Explosives Localisation and Pre-Identification Based on UHF Electromagnetic Waves

Abstract

There are several ways in which ultra-high frequency (UHF) radio waves can be used for explosive’ detection. Firstly, UHF radio waves have relatively high penetration ability, and can be used to quickly localize the “anomaly” in the soil. Secondly, they are sensitive to the electrical properties of the hidden object, which can be used to identify the nature of this object, i.e. to determine whether the object belongs to a certain class (for example: metal - not metal; dielectric with big dielectric permeability - dielectric with small dielectric permeability). The widely used pulsed radars are capable of fast localization of anomalies [(1994), (1976), (1997)] and give some hints to their classification on the basis of definition of geometrical parameters of these anomalies [(1996), (1998)], intensity of scattered radiation, and presence of natural resonances [(1997)]. Use of short pulses with duration Δt ∼ 1 ns with an equivalent band of frequencies Δf ∼ 1 GHz has its advantages and disadvantages. The main advantages of the pulsed radars are:

• They work at frequencies for which absorption in soil is low, and thus the pulse can penetrate rather deep.

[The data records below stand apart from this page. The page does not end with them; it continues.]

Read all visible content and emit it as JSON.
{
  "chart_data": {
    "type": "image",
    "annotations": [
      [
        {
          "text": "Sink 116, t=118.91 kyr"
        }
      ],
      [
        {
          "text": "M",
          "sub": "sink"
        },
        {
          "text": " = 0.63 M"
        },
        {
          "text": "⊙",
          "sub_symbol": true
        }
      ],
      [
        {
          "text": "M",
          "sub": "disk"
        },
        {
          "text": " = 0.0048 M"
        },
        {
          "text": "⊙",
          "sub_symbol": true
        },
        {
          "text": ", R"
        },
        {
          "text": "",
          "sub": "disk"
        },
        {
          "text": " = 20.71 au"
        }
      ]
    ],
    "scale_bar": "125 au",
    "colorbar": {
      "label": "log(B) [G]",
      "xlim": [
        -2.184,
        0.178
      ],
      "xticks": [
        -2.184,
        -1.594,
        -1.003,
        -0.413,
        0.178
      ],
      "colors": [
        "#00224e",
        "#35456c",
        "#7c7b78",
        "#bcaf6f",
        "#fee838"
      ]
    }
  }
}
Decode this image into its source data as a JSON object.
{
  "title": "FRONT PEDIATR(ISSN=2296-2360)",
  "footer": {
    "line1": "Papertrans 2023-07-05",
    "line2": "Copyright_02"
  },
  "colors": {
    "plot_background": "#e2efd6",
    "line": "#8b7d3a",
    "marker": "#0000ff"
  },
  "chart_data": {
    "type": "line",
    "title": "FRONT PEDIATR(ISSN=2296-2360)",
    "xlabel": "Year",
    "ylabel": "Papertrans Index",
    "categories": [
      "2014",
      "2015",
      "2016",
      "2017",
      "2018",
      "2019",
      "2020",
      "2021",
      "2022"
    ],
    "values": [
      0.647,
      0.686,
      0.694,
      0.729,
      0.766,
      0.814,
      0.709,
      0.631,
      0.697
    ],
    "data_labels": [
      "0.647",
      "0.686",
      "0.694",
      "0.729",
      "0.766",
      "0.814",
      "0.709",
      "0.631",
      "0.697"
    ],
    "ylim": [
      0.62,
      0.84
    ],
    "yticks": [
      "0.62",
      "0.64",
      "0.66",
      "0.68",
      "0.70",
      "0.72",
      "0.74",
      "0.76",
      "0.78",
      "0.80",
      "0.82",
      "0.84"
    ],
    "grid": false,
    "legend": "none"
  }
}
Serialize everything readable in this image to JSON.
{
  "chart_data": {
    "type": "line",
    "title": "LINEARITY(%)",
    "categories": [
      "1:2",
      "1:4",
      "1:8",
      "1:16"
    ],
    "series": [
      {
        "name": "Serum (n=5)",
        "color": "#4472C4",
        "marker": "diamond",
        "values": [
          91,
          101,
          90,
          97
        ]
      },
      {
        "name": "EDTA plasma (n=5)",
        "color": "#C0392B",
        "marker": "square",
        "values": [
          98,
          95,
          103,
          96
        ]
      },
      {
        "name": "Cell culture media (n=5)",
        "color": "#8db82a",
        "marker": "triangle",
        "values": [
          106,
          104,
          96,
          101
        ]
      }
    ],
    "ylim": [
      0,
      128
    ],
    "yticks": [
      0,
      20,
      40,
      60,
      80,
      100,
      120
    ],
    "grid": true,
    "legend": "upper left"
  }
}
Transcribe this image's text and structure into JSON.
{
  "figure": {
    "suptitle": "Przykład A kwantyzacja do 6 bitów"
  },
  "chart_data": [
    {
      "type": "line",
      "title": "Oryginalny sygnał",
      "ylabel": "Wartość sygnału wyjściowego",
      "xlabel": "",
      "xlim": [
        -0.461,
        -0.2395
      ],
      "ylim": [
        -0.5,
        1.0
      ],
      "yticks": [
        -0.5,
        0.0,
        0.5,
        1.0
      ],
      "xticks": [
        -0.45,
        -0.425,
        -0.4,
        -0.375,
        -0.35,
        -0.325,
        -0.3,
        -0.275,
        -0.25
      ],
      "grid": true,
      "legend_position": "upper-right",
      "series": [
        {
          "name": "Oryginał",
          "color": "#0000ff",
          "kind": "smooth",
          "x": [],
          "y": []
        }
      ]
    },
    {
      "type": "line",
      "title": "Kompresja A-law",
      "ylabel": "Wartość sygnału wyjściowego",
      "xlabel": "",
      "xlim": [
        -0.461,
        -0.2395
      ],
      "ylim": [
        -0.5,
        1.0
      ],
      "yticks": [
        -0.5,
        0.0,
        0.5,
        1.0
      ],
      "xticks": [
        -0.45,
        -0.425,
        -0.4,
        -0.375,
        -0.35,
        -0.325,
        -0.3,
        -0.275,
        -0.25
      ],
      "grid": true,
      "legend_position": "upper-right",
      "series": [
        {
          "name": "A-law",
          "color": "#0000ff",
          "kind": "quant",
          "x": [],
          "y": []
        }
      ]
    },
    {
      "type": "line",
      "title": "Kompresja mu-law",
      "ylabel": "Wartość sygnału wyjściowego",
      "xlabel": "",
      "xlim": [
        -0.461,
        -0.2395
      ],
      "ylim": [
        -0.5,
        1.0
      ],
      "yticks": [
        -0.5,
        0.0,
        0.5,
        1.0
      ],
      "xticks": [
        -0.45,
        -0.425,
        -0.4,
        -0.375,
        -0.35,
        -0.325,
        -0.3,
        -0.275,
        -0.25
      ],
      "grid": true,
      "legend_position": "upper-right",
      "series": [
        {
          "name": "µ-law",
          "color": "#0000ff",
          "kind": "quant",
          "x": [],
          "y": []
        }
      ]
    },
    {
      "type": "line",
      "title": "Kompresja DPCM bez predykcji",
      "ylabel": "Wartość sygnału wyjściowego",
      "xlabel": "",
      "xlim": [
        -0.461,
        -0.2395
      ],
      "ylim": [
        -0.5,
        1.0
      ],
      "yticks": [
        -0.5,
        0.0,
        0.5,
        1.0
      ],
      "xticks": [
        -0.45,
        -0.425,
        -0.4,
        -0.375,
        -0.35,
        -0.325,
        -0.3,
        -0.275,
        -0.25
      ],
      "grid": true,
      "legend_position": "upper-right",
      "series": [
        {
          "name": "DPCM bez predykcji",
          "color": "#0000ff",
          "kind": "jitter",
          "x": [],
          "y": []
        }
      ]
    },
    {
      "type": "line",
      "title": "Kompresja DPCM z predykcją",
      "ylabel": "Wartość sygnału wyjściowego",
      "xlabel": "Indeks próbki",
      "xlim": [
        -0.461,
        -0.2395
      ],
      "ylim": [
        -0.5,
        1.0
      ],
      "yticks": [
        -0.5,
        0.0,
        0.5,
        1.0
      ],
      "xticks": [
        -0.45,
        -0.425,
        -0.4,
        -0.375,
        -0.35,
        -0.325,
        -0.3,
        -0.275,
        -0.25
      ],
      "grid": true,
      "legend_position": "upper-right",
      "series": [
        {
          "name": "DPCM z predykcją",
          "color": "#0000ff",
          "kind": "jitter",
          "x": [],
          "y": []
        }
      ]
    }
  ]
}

• They allow one to have powerful short pulses while keeping power consumption low.

• There are a lot of standard ready-for-use methods for data analysis. The main disadvantages of using pulsed radiation are:

• Low spatial resolution ΔL ∼ cΔt ∼ 30cm.

• Need to account for signal distortion due to dispersion of the propagation medium.

• Pulses do not have well-defined boundaries due to transition processes.

• Strict requirements to the emitter and receiver: no multiple reflections, decoupling of emitter and receiver, stability.

• High cost of generator of nanosecond pulses. Systems with continuous radiation of variable frequencies can also be used for detecting anomalies [(1974)]. The main advantages of such systems compared to pulsed radars are:

• It is easy to provide a wide range of frequencies equivalent to the pulse length Δt ∼ 0.1 ns, hence spatial resolution ΔL ∼ cΔt ∼ 3 cm.